Economists are quite confused.
The thing about the American market is that expensive phones become relatively cheaper compared with cheap phones, and people have their phones longer. This is good because it drives development of high end devices and software, but ultimately bad for 90% of the users who don't care, they just want a cheap but good phone. In effect high end devices are subsidized by low end devices.

In Europe there is a much faster turn-around of phones, typically 1 year. This will drive hardware development at a faster rate, and will also enable manufacturers to produce cheaper phones (price per unit) because they produce much more units.

The one who will succeed in both "worlds" is Google. Android now runs equally well on 1€ (150-200€ total per year) devices in Europe (Samsung, SE), as it does on "high end" devices.
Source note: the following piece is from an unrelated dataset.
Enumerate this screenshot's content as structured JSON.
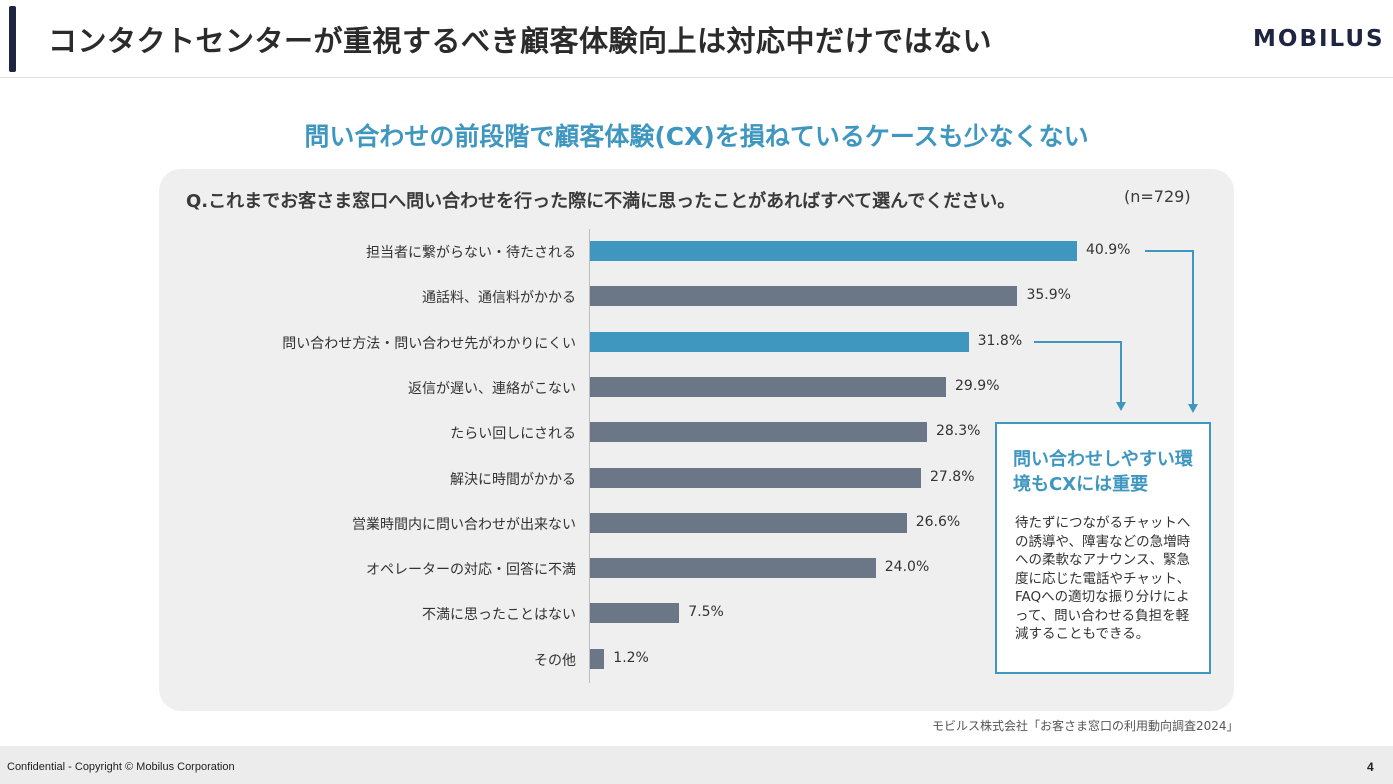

So, the point is that as of summer 2010, there is no such thing as high end device. Android, SE and Samsung has totally changed the face of the mobile marked. There is nothing you can do with a €400-500 device that you can't do with a €1 (150€) device. This has happened literally within the months of June and July. How Nokia (or anyone not running Android) is going to compete with this, is becoming an increasingly larger mystery as HW and production facilities of cheap Android devices is continuously optimized. Nokia better start getting those Symbian^3/4 devices out, or they will die. The next who will loose most of its market share, at least outside US, is Apple and RIM.